At the end of 2014, Tom Lee, co-founder and head of research at Fundstrat Global Advisors, explained why only about one out of five actively managed funds were able to outperform their benchmark index that year, and why he believed that 2015 could be huge for stock pickers. In fact, “2015 should be a very good year for active managers,” he predicted.
As sure as the sun rises in the east, you’re going to hear statements like Lee’s from active managers. They’re always predicting that next year will be different; that it will be one in which stockpickers will shine. And with almost the same certainty that the sun will set in the west, the results will show otherwise.
Last year provided yet another demonstration that active management is the loser’s game. It’s not that the game is impossible to win; it’s just that the odds of doing so are so poor that it’s not prudent to try.
The table below presents the Morningstar percentile rankings—a ranking of 1 represents the best performance, a ranking of 100 represents the worst performance—for two of the largest providers of passively managed funds, Vanguard (index funds) and Dimensional Fund Advisors (structured asset class funds) over the latest one-, three-, five-, 10- and 15-year periods. (In the interest of full disclosure, my firm, Buckingham, recommends DFA funds in constructing client portfolios.)
Morningstar Percentile Ranking
|Vanguard 500 Index (VFINX)||23||20||16||23||37|
|DFA U.S. Large (DFUSX)||21||18||14||20||34|
|Vanguard Value Index (VIVAX)||17||10||15||32||61|
|DFA U.S. Large Value III (DFUVX)||44||7||7||22||3|
|Vanguard Small Cap Index (NAESX)||38||30||24||15||40|
|DFA U.S. Small (DFSTX)||31||22||19||14||22|
|DFA U.S. Micro Cap (DFSCX)||35||21||19||14||22|
|Vanguard Small Cap Value Index (VISVX)||38||7||6||21||56|
|DFA U.S. Small Value (DFSVX)||71||41||29||43||15|
|Vanguard REIT Index (VGSIX)||65||37||34||30||36|
|DFA Real Estate (DFREX)||42||26||22||40||34|
|Average Domestic Ranking||39||22||19||25||33|
|Vanguard Developed Markets (VTMGX)||37||29||28||33||40|
|DFA International Large (DFALX)||72||57||50||38||42|
|DFA International Value III (DFVIX)||77||59||77||26||6|
|DFA International Small (DFISX)||43||41||64||27||40|
|DFA International Small Value (DISVX)||44||26||31||10||1|
|Vanguard Emerging Markets Index (VEIEX)||62||54||56||52||48|
|DFA Emerging Markets II (DFEMX)||64||56||46||32||42|
|DFA Emerging Markets Value (DFEVX)||86||88||92||37||11|
|DFA Emerging Markets Small (DEMSX)||16||16||16||1||1|
|Average International Ranking||56||47||51||28||26|
|Average Vanguard Ranking||40||27||26||29||45|
|Average DFA Ranking||50||41||37||25||21|
As you review this data, there are three important issues to keep in mind.
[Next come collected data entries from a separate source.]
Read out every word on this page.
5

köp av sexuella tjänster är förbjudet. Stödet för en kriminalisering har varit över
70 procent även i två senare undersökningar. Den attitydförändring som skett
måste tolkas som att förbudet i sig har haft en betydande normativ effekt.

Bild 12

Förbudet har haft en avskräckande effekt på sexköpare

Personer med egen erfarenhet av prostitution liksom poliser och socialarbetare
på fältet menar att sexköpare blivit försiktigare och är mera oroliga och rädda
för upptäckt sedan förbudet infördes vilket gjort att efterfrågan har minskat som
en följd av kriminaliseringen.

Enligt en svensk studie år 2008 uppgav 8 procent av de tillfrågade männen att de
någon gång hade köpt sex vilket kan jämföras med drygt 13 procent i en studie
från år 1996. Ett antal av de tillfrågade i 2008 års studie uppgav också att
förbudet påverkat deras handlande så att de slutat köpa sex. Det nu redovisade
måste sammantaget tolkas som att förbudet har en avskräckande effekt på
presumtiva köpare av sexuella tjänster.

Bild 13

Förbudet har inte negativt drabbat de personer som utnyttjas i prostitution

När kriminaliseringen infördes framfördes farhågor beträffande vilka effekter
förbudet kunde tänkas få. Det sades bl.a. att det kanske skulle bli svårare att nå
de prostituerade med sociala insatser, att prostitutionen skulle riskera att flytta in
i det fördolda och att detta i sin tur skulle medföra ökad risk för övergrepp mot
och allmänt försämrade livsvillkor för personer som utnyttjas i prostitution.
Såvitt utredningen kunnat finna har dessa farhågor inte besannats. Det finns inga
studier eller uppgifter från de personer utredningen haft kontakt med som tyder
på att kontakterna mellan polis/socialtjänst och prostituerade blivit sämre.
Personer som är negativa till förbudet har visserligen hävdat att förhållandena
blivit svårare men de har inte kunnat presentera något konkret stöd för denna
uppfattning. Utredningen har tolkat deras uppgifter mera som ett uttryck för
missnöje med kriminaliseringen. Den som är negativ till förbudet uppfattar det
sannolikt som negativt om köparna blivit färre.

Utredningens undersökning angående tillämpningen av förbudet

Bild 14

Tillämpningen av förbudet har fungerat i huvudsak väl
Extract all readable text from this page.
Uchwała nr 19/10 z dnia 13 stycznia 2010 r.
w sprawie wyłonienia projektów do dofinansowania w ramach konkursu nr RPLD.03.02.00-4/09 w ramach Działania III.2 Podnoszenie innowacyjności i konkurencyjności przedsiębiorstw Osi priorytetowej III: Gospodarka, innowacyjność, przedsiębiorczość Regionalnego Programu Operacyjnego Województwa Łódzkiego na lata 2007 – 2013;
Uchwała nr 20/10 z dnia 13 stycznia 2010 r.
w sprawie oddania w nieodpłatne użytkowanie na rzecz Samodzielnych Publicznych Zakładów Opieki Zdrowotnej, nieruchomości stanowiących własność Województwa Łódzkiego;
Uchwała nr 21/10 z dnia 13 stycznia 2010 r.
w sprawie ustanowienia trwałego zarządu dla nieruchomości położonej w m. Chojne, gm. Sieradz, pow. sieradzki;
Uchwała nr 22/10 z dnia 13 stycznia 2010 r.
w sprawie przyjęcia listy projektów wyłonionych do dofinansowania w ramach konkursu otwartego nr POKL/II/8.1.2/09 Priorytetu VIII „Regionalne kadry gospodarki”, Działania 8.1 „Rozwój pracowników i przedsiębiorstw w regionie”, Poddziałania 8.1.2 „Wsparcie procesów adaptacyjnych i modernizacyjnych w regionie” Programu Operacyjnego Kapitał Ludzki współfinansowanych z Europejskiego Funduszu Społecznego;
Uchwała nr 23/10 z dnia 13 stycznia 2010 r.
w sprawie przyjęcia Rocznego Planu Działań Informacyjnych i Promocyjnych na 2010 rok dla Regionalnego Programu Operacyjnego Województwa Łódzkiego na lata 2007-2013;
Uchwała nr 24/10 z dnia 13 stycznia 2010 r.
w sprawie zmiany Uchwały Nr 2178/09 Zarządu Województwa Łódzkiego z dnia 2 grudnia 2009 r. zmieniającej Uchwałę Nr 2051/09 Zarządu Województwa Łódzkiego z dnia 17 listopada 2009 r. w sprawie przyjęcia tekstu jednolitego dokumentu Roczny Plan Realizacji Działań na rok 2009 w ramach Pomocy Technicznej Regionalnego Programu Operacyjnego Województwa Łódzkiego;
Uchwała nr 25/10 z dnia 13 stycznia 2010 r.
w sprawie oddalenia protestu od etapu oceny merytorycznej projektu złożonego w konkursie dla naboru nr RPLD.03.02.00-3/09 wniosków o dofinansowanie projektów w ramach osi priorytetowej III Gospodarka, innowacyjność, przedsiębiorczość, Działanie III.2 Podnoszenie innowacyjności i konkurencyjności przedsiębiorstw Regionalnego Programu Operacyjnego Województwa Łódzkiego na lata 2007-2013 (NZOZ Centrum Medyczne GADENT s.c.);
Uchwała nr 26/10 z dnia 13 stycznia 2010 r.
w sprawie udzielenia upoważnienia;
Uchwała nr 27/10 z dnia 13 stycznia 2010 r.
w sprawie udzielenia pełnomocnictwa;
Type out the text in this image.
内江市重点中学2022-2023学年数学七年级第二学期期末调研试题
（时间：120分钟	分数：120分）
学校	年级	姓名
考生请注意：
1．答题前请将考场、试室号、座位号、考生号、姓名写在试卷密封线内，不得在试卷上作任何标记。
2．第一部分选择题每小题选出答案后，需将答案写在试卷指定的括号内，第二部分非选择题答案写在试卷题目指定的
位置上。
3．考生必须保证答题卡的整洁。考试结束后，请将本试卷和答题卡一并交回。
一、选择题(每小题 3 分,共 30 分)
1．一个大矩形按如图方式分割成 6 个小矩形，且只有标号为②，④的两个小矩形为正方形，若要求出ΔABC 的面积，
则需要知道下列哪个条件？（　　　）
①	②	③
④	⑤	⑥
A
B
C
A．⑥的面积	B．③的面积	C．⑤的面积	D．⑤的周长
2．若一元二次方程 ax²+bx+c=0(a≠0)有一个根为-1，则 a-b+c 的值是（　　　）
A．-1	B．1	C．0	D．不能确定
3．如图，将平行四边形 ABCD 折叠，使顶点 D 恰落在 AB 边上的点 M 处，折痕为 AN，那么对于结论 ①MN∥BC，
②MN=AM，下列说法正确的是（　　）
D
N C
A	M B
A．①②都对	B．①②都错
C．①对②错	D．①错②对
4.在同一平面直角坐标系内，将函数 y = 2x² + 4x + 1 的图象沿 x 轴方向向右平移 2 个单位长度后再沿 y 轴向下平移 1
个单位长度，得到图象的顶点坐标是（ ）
The first is known as the “law of style purity,” sometimes referred to as Dunn’s Law (after the Southern California attorney who provided the insights).
Dunn’s Law states that when an asset class does well, index funds will tend to perform relatively better because they have the “purest” (greatest) exposure to the stocks in that asset class. Active managers, however, tend to style-drift. For example, large-cap funds often own mid- and small-cap stocks, small-cap funds often own mid- and large-caps, and growth funds often own value stocks. Thus, active managers tend to lose some of their exposure to both the “winning” and “losing” asset classes.
On the other hand, when an asset class does poorly, index funds will tend to perform relatively worse because they have the “purest” (greatest) exposure to the stocks in that asset class, and the style drifting of actively managed funds gives them less exposure.
In 2015, the best-performing domestic asset class was large-cap stocks, and the worst-performing domestic asset class was small value stocks. Thus, the relatively strongest rankings for the Vanguard and DFA funds are in U.S. large stocks and their worst rankings come in U.S. small value stocks. The relatively poor performance of international equities also helps explain the worse percentile rankings for the Vanguard and DFA funds in those asset classes in 2015, and for the recent one-, three- and five-year periods.
Another point to keep in mind is that the DFA funds tend to have more exposure to the small and value factors than the similar Vanguard funds. Thus, when those asset classes have relatively poor returns, the Vanguard funds will tend to outperform the DFA funds, and vice versa.